Johannes Göransson, A New Quarantine Will Take my Place, Apostrophe Books, www.apostrophebooks.org . This is a surrealist with meat on his bones, a Swedish naturalist who has taken language and culture as subjects of map-making. "That theater is now a dog facility./ I have a cuckoo in my truerspiel.../ Send in the horselessness we sang about." The musical physicality of this work reminds of the poetry of the late great Jim Gustafson, a very American Detroit Swede, who wrote fearlessly in similarly muscled sentences. If it's a gene, Am Po can use it. Aase Berg, Selected Poems, translated from Swedish by Johannes Göransson, Action Books, www.actionbooks.org . A terrific young Swedish poet brought into the vivid English of Goranson. "Estonia: the Fat's Stone's Transparent Catatonia" is the sound of music the translator smuggles in.
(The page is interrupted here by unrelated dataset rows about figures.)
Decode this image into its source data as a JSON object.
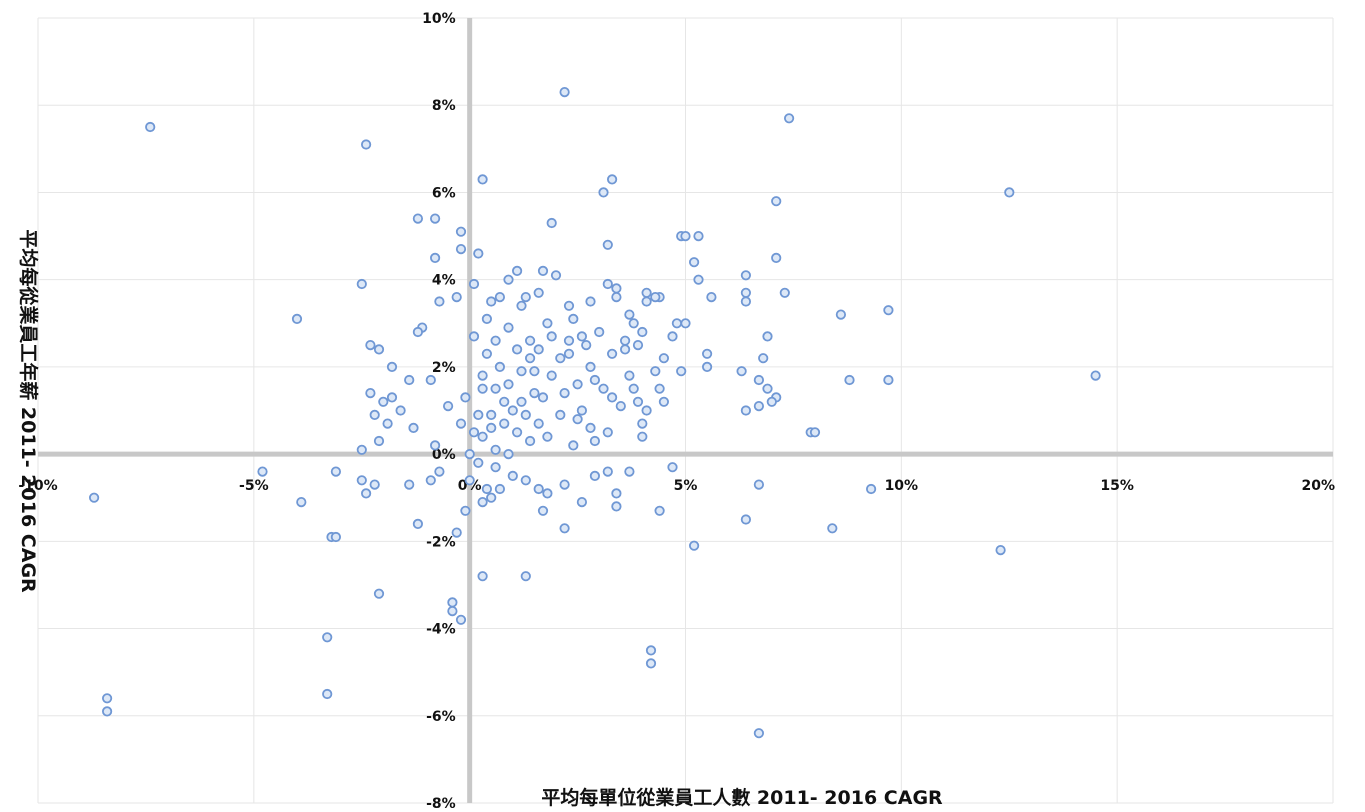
{
  "chart_data": {
    "type": "scatter",
    "xlabel": "平均每單位從業員工人數 2011- 2016 CAGR",
    "ylabel": "平均每從業員工年薪 2011- 2016 CAGR",
    "xlim": [
      -10,
      20
    ],
    "ylim": [
      -8,
      10
    ],
    "x_ticks": [
      -10,
      -5,
      0,
      5,
      10,
      15,
      20
    ],
    "y_ticks": [
      -8,
      -6,
      -4,
      -2,
      0,
      2,
      4,
      6,
      8,
      10
    ],
    "x_tick_labels": [
      "-10%",
      "-5%",
      "0%",
      "5%",
      "10%",
      "15%",
      "20%"
    ],
    "y_tick_labels": [
      "-8%",
      "-6%",
      "-4%",
      "-2%",
      "0%",
      "2%",
      "4%",
      "6%",
      "8%",
      "10%"
    ],
    "grid": true,
    "colors": {
      "marker_stroke": "#6f97d4",
      "marker_fill": "#dde8f7",
      "grid": "#e6e6e6",
      "axis": "#c8c8c8"
    },
    "points": [
      [
        -7.4,
        7.5
      ],
      [
        -2.4,
        7.1
      ],
      [
        -8.4,
        -5.6
      ],
      [
        -8.4,
        -5.9
      ],
      [
        -8.7,
        -1.0
      ],
      [
        -3.3,
        -4.2
      ],
      [
        -3.3,
        -5.5
      ],
      [
        -2.1,
        -3.2
      ],
      [
        -3.9,
        -1.1
      ],
      [
        -3.2,
        -1.9
      ],
      [
        -3.1,
        -1.9
      ],
      [
        -3.1,
        -0.4
      ],
      [
        -4.8,
        -0.4
      ],
      [
        -4.0,
        3.1
      ],
      [
        -2.5,
        3.9
      ],
      [
        -2.3,
        2.5
      ],
      [
        -1.2,
        5.4
      ],
      [
        -0.8,
        5.4
      ],
      [
        -0.2,
        5.1
      ],
      [
        0.3,
        6.3
      ],
      [
        -0.8,
        4.5
      ],
      [
        -0.2,
        4.7
      ],
      [
        0.2,
        4.6
      ],
      [
        -0.3,
        3.6
      ],
      [
        0.1,
        3.9
      ],
      [
        -0.7,
        3.5
      ],
      [
        -1.1,
        2.9
      ],
      [
        -1.2,
        2.8
      ],
      [
        -2.1,
        2.4
      ],
      [
        -1.8,
        2.0
      ],
      [
        -1.4,
        1.7
      ],
      [
        -0.9,
        1.7
      ],
      [
        -2.3,
        1.4
      ],
      [
        -1.8,
        1.3
      ],
      [
        -2.0,
        1.2
      ],
      [
        -1.6,
        1.0
      ],
      [
        -2.2,
        0.9
      ],
      [
        -1.9,
        0.7
      ],
      [
        -1.3,
        0.6
      ],
      [
        -0.5,
        1.1
      ],
      [
        -0.1,
        1.3
      ],
      [
        0.3,
        1.5
      ],
      [
        0.2,
        0.9
      ],
      [
        -0.2,
        0.7
      ],
      [
        0.1,
        0.5
      ],
      [
        -2.5,
        0.1
      ],
      [
        -2.1,
        0.3
      ],
      [
        -0.8,
        0.2
      ],
      [
        -0.7,
        -0.4
      ],
      [
        -0.9,
        -0.6
      ],
      [
        -1.4,
        -0.7
      ],
      [
        -2.2,
        -0.7
      ],
      [
        -2.5,
        -0.6
      ],
      [
        -2.4,
        -0.9
      ],
      [
        -0.3,
        -1.8
      ],
      [
        -0.1,
        -1.3
      ],
      [
        -1.2,
        -1.6
      ],
      [
        -0.4,
        -3.4
      ],
      [
        -0.4,
        -3.6
      ],
      [
        -0.2,
        -3.8
      ],
      [
        0.3,
        -2.8
      ],
      [
        1.3,
        -2.8
      ],
      [
        0.5,
        -1.0
      ],
      [
        0.7,
        -0.8
      ],
      [
        1.0,
        -0.5
      ],
      [
        1.3,
        -0.6
      ],
      [
        1.6,
        -0.8
      ],
      [
        1.8,
        -0.9
      ],
      [
        2.2,
        -0.7
      ],
      [
        2.2,
        -1.7
      ],
      [
        2.6,
        -1.1
      ],
      [
        2.9,
        -0.5
      ],
      [
        3.2,
        -0.4
      ],
      [
        3.4,
        -0.9
      ],
      [
        3.4,
        -1.2
      ],
      [
        3.7,
        -0.4
      ],
      [
        4.4,
        -1.3
      ],
      [
        5.2,
        -2.1
      ],
      [
        4.7,
        -0.3
      ],
      [
        6.4,
        -1.5
      ],
      [
        4.2,
        -4.5
      ],
      [
        4.2,
        -4.8
      ],
      [
        6.7,
        -6.4
      ],
      [
        6.7,
        -0.7
      ],
      [
        8.4,
        -1.7
      ],
      [
        9.3,
        -0.8
      ],
      [
        12.3,
        -2.2
      ],
      [
        12.5,
        6.0
      ],
      [
        14.5,
        1.8
      ],
      [
        9.7,
        1.7
      ],
      [
        9.7,
        3.3
      ],
      [
        8.8,
        1.7
      ],
      [
        8.6,
        3.2
      ],
      [
        7.9,
        0.5
      ],
      [
        8.0,
        0.5
      ],
      [
        7.4,
        7.7
      ],
      [
        7.1,
        5.8
      ],
      [
        7.1,
        4.5
      ],
      [
        7.3,
        3.7
      ],
      [
        6.4,
        4.1
      ],
      [
        6.4,
        3.7
      ],
      [
        6.4,
        3.5
      ],
      [
        6.9,
        2.7
      ],
      [
        6.8,
        2.2
      ],
      [
        6.7,
        1.7
      ],
      [
        6.9,
        1.5
      ],
      [
        7.1,
        1.3
      ],
      [
        7.0,
        1.2
      ],
      [
        6.3,
        1.9
      ],
      [
        6.7,
        1.1
      ],
      [
        6.4,
        1.0
      ],
      [
        5.3,
        5.0
      ],
      [
        4.9,
        5.0
      ],
      [
        5.0,
        5.0
      ],
      [
        5.2,
        4.4
      ],
      [
        5.3,
        4.0
      ],
      [
        5.6,
        3.6
      ],
      [
        5.5,
        2.3
      ],
      [
        5.5,
        2.0
      ],
      [
        4.9,
        1.9
      ],
      [
        5.0,
        3.0
      ],
      [
        4.7,
        2.7
      ],
      [
        4.5,
        2.2
      ],
      [
        4.4,
        3.6
      ],
      [
        4.4,
        1.5
      ],
      [
        4.5,
        1.2
      ],
      [
        4.8,
        3.0
      ],
      [
        2.2,
        8.3
      ],
      [
        3.1,
        6.0
      ],
      [
        3.3,
        6.3
      ],
      [
        3.2,
        4.8
      ],
      [
        3.4,
        3.8
      ],
      [
        3.4,
        3.6
      ],
      [
        3.7,
        3.2
      ],
      [
        3.8,
        3.0
      ],
      [
        4.1,
        3.7
      ],
      [
        4.3,
        3.6
      ],
      [
        4.1,
        3.5
      ],
      [
        4.0,
        2.8
      ],
      [
        3.6,
        2.6
      ],
      [
        3.6,
        2.4
      ],
      [
        3.3,
        2.3
      ],
      [
        3.7,
        1.8
      ],
      [
        3.8,
        1.5
      ],
      [
        3.9,
        1.2
      ],
      [
        4.1,
        1.0
      ],
      [
        4.0,
        0.7
      ],
      [
        4.0,
        0.4
      ],
      [
        1.9,
        5.3
      ],
      [
        1.7,
        4.2
      ],
      [
        2.0,
        4.1
      ],
      [
        2.3,
        3.4
      ],
      [
        2.8,
        3.5
      ],
      [
        3.2,
        3.9
      ],
      [
        2.4,
        3.1
      ],
      [
        2.3,
        2.6
      ],
      [
        2.7,
        2.5
      ],
      [
        2.3,
        2.3
      ],
      [
        1.9,
        2.7
      ],
      [
        2.1,
        2.2
      ],
      [
        1.6,
        2.4
      ],
      [
        2.8,
        2.0
      ],
      [
        2.9,
        1.7
      ],
      [
        3.1,
        1.5
      ],
      [
        3.3,
        1.3
      ],
      [
        2.5,
        1.6
      ],
      [
        2.2,
        1.4
      ],
      [
        2.6,
        1.0
      ],
      [
        2.5,
        0.8
      ],
      [
        2.8,
        0.6
      ],
      [
        3.2,
        0.5
      ],
      [
        2.9,
        0.3
      ],
      [
        2.4,
        0.2
      ],
      [
        1.8,
        0.4
      ],
      [
        1.6,
        0.7
      ],
      [
        1.3,
        0.9
      ],
      [
        1.0,
        1.0
      ],
      [
        0.8,
        1.2
      ],
      [
        1.1,
        4.2
      ],
      [
        0.9,
        4.0
      ],
      [
        1.3,
        3.6
      ],
      [
        1.6,
        3.7
      ],
      [
        1.2,
        3.4
      ],
      [
        0.7,
        3.6
      ],
      [
        0.5,
        3.5
      ],
      [
        0.9,
        2.9
      ],
      [
        0.6,
        2.6
      ],
      [
        1.1,
        2.4
      ],
      [
        1.4,
        2.2
      ],
      [
        1.2,
        1.9
      ],
      [
        0.7,
        2.0
      ],
      [
        0.4,
        2.3
      ],
      [
        0.3,
        1.8
      ],
      [
        0.6,
        1.5
      ],
      [
        0.9,
        1.6
      ],
      [
        1.5,
        1.4
      ],
      [
        1.7,
        1.3
      ],
      [
        1.2,
        1.2
      ],
      [
        0.5,
        0.9
      ],
      [
        0.8,
        0.7
      ],
      [
        1.1,
        0.5
      ],
      [
        1.4,
        0.3
      ],
      [
        0.3,
        0.4
      ],
      [
        0.6,
        0.1
      ],
      [
        0.9,
        0.0
      ],
      [
        0.0,
        0.0
      ],
      [
        0.2,
        -0.2
      ],
      [
        0.6,
        -0.3
      ],
      [
        0.3,
        -1.1
      ],
      [
        0.4,
        -0.8
      ],
      [
        0.0,
        -0.6
      ],
      [
        1.7,
        -1.3
      ],
      [
        2.1,
        0.9
      ],
      [
        1.5,
        1.9
      ],
      [
        3.5,
        1.1
      ],
      [
        3.0,
        2.8
      ],
      [
        2.6,
        2.7
      ],
      [
        1.8,
        3.0
      ],
      [
        0.1,
        2.7
      ],
      [
        0.4,
        3.1
      ],
      [
        1.4,
        2.6
      ],
      [
        3.9,
        2.5
      ],
      [
        4.3,
        1.9
      ],
      [
        1.9,
        1.8
      ],
      [
        0.5,
        0.6
      ]
    ]
  }
}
Rodica Grigore, Lecturi in Labirint, Cluj-Napoca: Casa Cartii de Stiinta, www.casacartii.ro. Labyrinths, mirrors, and masks are this young critic’s passion, and she pursues them in essays about the works of Eliseo Diego, Yasunari Kawabata, Alvaro Mutis, Oran Pamuk, Italo Calvino, Michael Ondaatje, Juan Rulfo, and many others. From this author comes also Evolutia formelor romanesti: Intre modernism si postmodernism. Note de curs, Cluj-Napoca, Editura Cartii de Stiinta, 2008. This manual on the evolution of the modern and postmodern novel would make a splendid teaching aid in English. Rodica Grigore knows her authors well, many of whom she has translated (including this reviewer) and her acuity and critical judgment are right on target. It might be unseemly to praise her much, given that she writes so beautifully about my own work, but I would be recommending her even without self-interest.Also: Literatura Universala si comparata, puncte de reper in evolutia romanului universal, note de curs. Cluj-Napoca, 2008: Editura Casa Cartii de Stiinta. One of our favorite Romanian critics’ lectures on the postmodern novel and its myriad strategies.